This comprehensive kinship may have something to do with why eyes can transfix us, cracking apart our exclusive self-regard and opening the possibility for reconstituting this regard into a more expansive compassion. Orion magazine recently featured the work of photographer Ed Panar, whose latest series “Animals Who Saw Me” captures many everyday encounters with animals, many of them in urban areas, all involving eye contact. If we are to care about the nature of our cities, I would argue that nature needs a face. It is possible, and perhaps even necessary business, to think in terms of quantity: acres preserved, membership numbers, policies enacted, milestones reached. Quantities matter for assessing goals, for charting progress, for filling in spreadsheets. But if a person cares about the city as a community of life, I’m willing to bet it’s because when someone says, “nature,” there are particular and emotionally powerful encounters—not abstract numbers—that come to mind. Maybe it’s the joints of a praying mantis’s forearms. A butterfly drifting softly on an invisible current of air. A fish roiling the surface of a stream, or the remembrance of its slippery scales in our trembling hands. Or, more likely, it is the eyes of another who noticed our gaze, and regarded us, even as we looked on.

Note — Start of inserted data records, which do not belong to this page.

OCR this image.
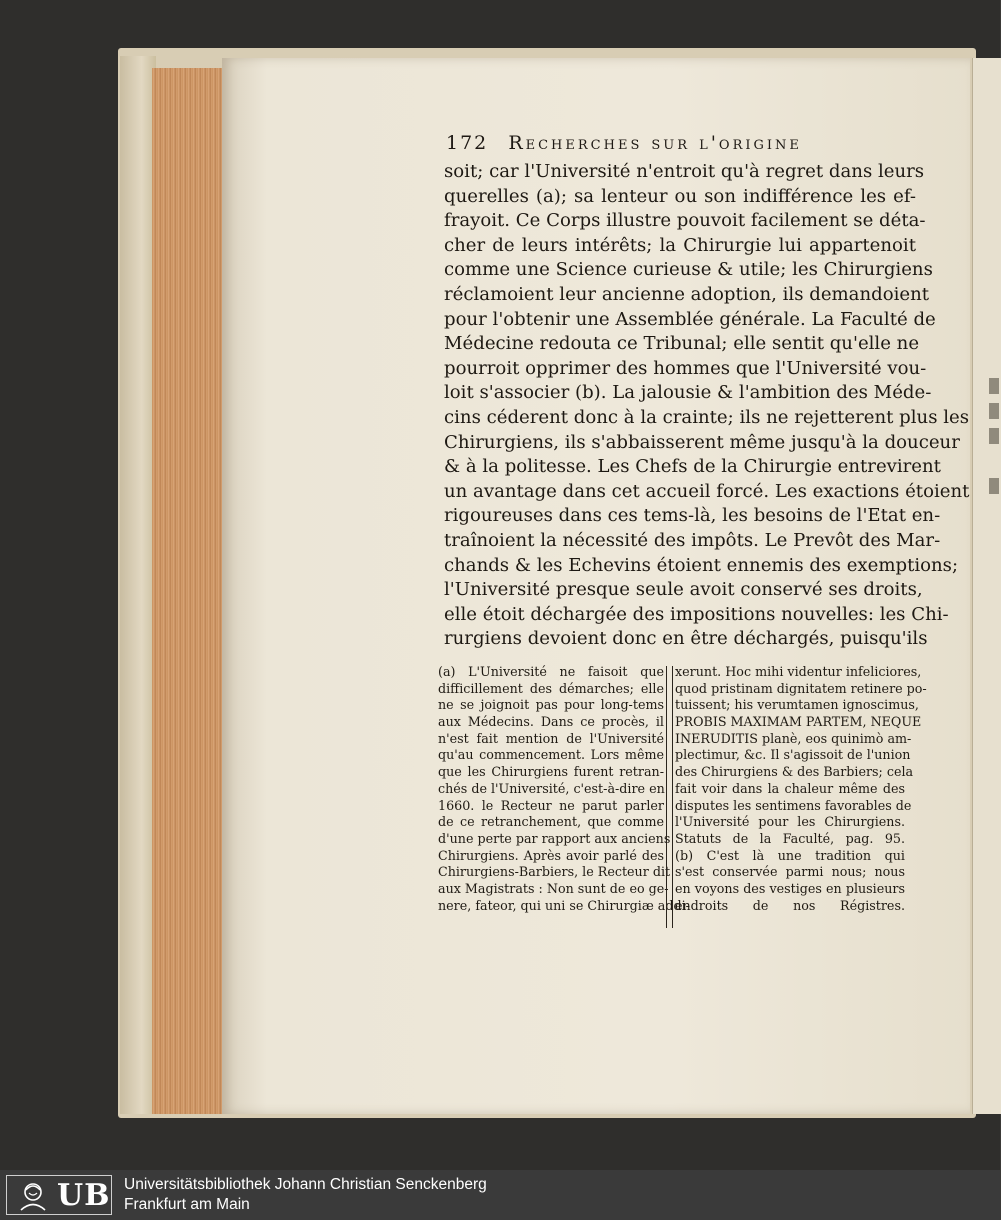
172 Recherches sur l'origine
soit; car l'Université n'entroit qu'à regret dans leurs
querelles (a); sa lenteur ou son indifférence les ef-
frayoit. Ce Corps illustre pouvoit facilement se déta-
cher de leurs intérêts; la Chirurgie lui appartenoit
comme une Science curieuse & utile; les Chirurgiens
réclamoient leur ancienne adoption, ils demandoient
pour l'obtenir une Assemblée générale. La Faculté de
Médecine redouta ce Tribunal; elle sentit qu'elle ne
pourroit opprimer des hommes que l'Université vou-
loit s'associer (b). La jalousie & l'ambition des Méde-
cins céderent donc à la crainte; ils ne rejetterent plus les
Chirurgiens, ils s'abbaisserent même jusqu'à la douceur
& à la politesse. Les Chefs de la Chirurgie entrevirent
un avantage dans cet accueil forcé. Les exactions étoient
rigoureuses dans ces tems-là, les besoins de l'Etat en-
traînoient la nécessité des impôts. Le Prevôt des Mar-
chands & les Echevins étoient ennemis des exemptions;
l'Université presque seule avoit conservé ses droits,
elle étoit déchargée des impositions nouvelles: les Chi-
rurgiens devoient donc en être déchargés, puisqu'ils
(a) L'Université ne faisoit que
difficillement des démarches; elle
ne se joignoit pas pour long-tems
aux Médecins. Dans ce procès, il
n'est fait mention de l'Université
qu'au commencement. Lors même
que les Chirurgiens furent retran-
chés de l'Université, c'est-à-dire en
1660. le Recteur ne parut parler
de ce retranchement, que comme
d'une perte par rapport aux anciens
Chirurgiens. Après avoir parlé des
Chirurgiens-Barbiers, le Recteur dit
aux Magistrats : Non sunt de eo ge-
nere, fateor, qui uni se Chirurgiæ addi-
xerunt. Hoc mihi videntur infeliciores,
quod pristinam dignitatem retinere po-
tuissent; his verumtamen ignoscimus,
PROBIS MAXIMAM PARTEM, NEQUE
INERUDITIS planè, eos quinimò am-
plectimur, &c. Il s'agissoit de l'union
des Chirurgiens & des Barbiers; cela
fait voir dans la chaleur même des
disputes les sentimens favorables de
l'Université pour les Chirurgiens.
Statuts de la Faculté, pag. 95.
(b) C'est là une tradition qui
s'est conservée parmi nous; nous
en voyons des vestiges en plusieurs
endroits de nos Régistres.
UB Universitätsbibliothek Johann Christian Senckenberg
Frankfurt am Main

The context of our encounters with these eyes matters. Meeting animals through a screen or on our plates (the most likely place to meet an animal in the city, perhaps) shapes how we relate, and allows no opportunity for a mutual gaze. Perhaps in the city we seek to suppress surprises. We’ve done our best to minimize the element of novelty, unless it’s on our own terms. When a number of people share the same space, rules are necessary to keep the chaos at bay. There are rules for where to walk, where to drive, where to swim, where to sit, where to work, where to play. Animals that don’t share our sense of orderliness must find places out of reach—whether up in the air or down in the ground or between the cracks. They must be too small to notice or too quick to catch. They must move away or be ornamental enough to accent the scenery—so long as they don’t disturb the flow of traffic. And yet the city is an ecology, a nature we have a strong hand in shaping but a nature nonetheless. Full of eyes, full of faces. Otters, beavers, and black-crowned night herons in the Chicago River. Pigeons, honey bees, and peregrine falcons on the rooftops. Squirrels, rabbits, and coyotes in the neighborhoods. There are many eyes upon us.
Other humans may wordlessly confront us through a gaze, of course, startling us into awareness of their vulnerability and needs as measured against our own interests. The other-than-human eye, however, may shatter the hallway of mirrors that reflects our species-centered biases. These other-than-human eyes may lure our moral imaginations not only outside of a self-serving individualism but, still further, to attend more faithfully to the multiple needs of those who also call the city home. The city is a lifeworld we have dramatically shaped to suit our sense of convenience, but there are nonhuman others who navigate that world with us; these others remind us that we are not the only form of life that depends on the basics: soil, water, shelter, food. When their eyes meet ours, we have an opportunity to see what a city is—and what a city could be—with new eyes.